Montagna di chi?

13 aprile 2010

Erich Giordano e Lorenzo Delfino, Altrove. La montagna dell’identità e dell’alterità, Scarmagno 2009, Priuli & Verlucca.

…nell’atto stesso, pone anche a sé il limite di non poterla conoscere per nessuna categoria, e poterla soltanto pensare a titolo di un che ignoto.
Immanuel Kant, Critica della ragion pura

Chiamiamo dunque opacità ciò che protegge il Diverso, la violenza contemporanea è la risposta che le società oppongono all’immediatezza dei contatti, la rabbia inconscia e disperata di non comprendere il caos del mondo.

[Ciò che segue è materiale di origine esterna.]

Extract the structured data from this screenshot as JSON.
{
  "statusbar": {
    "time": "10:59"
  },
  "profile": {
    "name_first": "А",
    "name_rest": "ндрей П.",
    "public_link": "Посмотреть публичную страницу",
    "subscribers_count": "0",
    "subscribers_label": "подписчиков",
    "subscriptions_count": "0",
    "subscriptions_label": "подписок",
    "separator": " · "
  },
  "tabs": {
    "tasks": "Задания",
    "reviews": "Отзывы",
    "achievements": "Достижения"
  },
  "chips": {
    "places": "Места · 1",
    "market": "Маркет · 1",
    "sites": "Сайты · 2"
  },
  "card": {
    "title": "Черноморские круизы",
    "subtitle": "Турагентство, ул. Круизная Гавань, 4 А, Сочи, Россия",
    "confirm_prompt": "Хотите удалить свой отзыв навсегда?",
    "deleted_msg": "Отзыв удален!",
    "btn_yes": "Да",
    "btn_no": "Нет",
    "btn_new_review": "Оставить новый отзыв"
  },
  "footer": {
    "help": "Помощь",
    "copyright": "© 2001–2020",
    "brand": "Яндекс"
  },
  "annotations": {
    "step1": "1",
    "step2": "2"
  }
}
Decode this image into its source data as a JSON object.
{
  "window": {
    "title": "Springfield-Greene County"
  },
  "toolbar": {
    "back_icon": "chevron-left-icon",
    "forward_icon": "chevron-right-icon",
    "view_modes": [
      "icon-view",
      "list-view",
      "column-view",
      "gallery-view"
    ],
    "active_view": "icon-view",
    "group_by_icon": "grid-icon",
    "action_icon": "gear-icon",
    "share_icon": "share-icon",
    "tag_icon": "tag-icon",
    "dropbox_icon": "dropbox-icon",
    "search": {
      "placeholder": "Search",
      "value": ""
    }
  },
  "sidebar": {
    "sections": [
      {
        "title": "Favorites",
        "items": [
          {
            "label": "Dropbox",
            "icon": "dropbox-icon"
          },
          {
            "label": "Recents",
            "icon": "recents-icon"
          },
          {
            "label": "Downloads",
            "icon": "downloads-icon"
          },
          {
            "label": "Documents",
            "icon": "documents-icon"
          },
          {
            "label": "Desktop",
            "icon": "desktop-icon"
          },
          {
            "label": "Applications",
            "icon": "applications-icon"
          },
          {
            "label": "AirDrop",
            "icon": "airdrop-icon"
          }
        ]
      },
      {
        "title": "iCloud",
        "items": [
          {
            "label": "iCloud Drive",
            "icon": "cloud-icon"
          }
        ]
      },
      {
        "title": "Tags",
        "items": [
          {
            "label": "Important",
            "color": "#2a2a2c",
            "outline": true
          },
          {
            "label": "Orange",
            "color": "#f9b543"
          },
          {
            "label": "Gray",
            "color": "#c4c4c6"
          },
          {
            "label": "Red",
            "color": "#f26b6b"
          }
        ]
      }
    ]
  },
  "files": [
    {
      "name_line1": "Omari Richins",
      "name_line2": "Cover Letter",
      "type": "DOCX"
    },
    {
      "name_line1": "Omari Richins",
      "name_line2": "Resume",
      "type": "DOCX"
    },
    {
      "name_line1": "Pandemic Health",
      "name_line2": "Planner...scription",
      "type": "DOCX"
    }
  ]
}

Édouard Glissant, Poetica della relazione

È stato definito un “saggio appassionato”, ossimoro che suona un po’ falso allo stesso modo di “conferenza allegra” o “trattato spensierato”. Eppure il lavoro composito e complesso di Erich Giordano e Lorenzo Delfino riesce nella difficile impresa di infondere al rigore teorico delle argomentazioni un supplemento d’anima etico e un “innamoramento della cosa” decisamente fuori dal comune. Ugualmente originali, se non addirittura coraggiosamente impopolari, sono le scelte e le conclusioni dei due autori. La tesi sostenuta nel loro saggio (quello che dà il nome al libro) è dichiarata fin dal titolo: “Altrove. La montagna dell’identità e dell’alterità”. L’Altrove è la montagna stessa, non un semplice altro-da-sé in qualche modo simile a noi e a noi assimilabile, ma un qualcosa di totalmente altro da un punto di vista ontologico e di accettato come tale. Un quid che rimane in parte inconoscibile e mai risolto del tutto dalle etichette che i vari abitanti, fruitori, amanti, difensori e sfruttatori delle terre alte più o meno consapevolmente applicano alle montagne. Con le parole del geografo alpino Werner Bätzing, “i diversi attori – partiti, governi, associazioni, circoli e Ong interne o esterne alle Alpi – propongono ciascuno la propria immagine delle Alpi come quella giusta e valida per tutti”. L’“appropriazione indebita” della montagna da parte di chi la vuole di volta in volta tradizionale, pura, occitana, franco-provenzale, turistica, arcaica, moderna, protetta, per tutti o per un pugno di eletti è difficile da rilevare, perché, a tutta prima, la montagna sembra quanto di più reale e scontato ci sia: “è lì” sotto il cielo, in pietra e nevai, pascoli e alpeggi, vacche e marghé, impianti di risalita e alberghi, mulattiere e trafori. “Il casus belli sta tutto qua, nel rendersi conto che la montagna illude con la sua presenza rocciosa, creando un equivoco non risolto tra la materialità del terreno e la presupposta univocità delle idee che le associamo”. A partire da questa constatazione, Giordano e Delfino esplorano in particolare quelle posizioni che con più forza e con più successo tendono oggi a colonizzare l’immaginario della montagna, le posizioni di chi rivendica identità forti, autentiche, tradizionali, specchio della “vera” montagna.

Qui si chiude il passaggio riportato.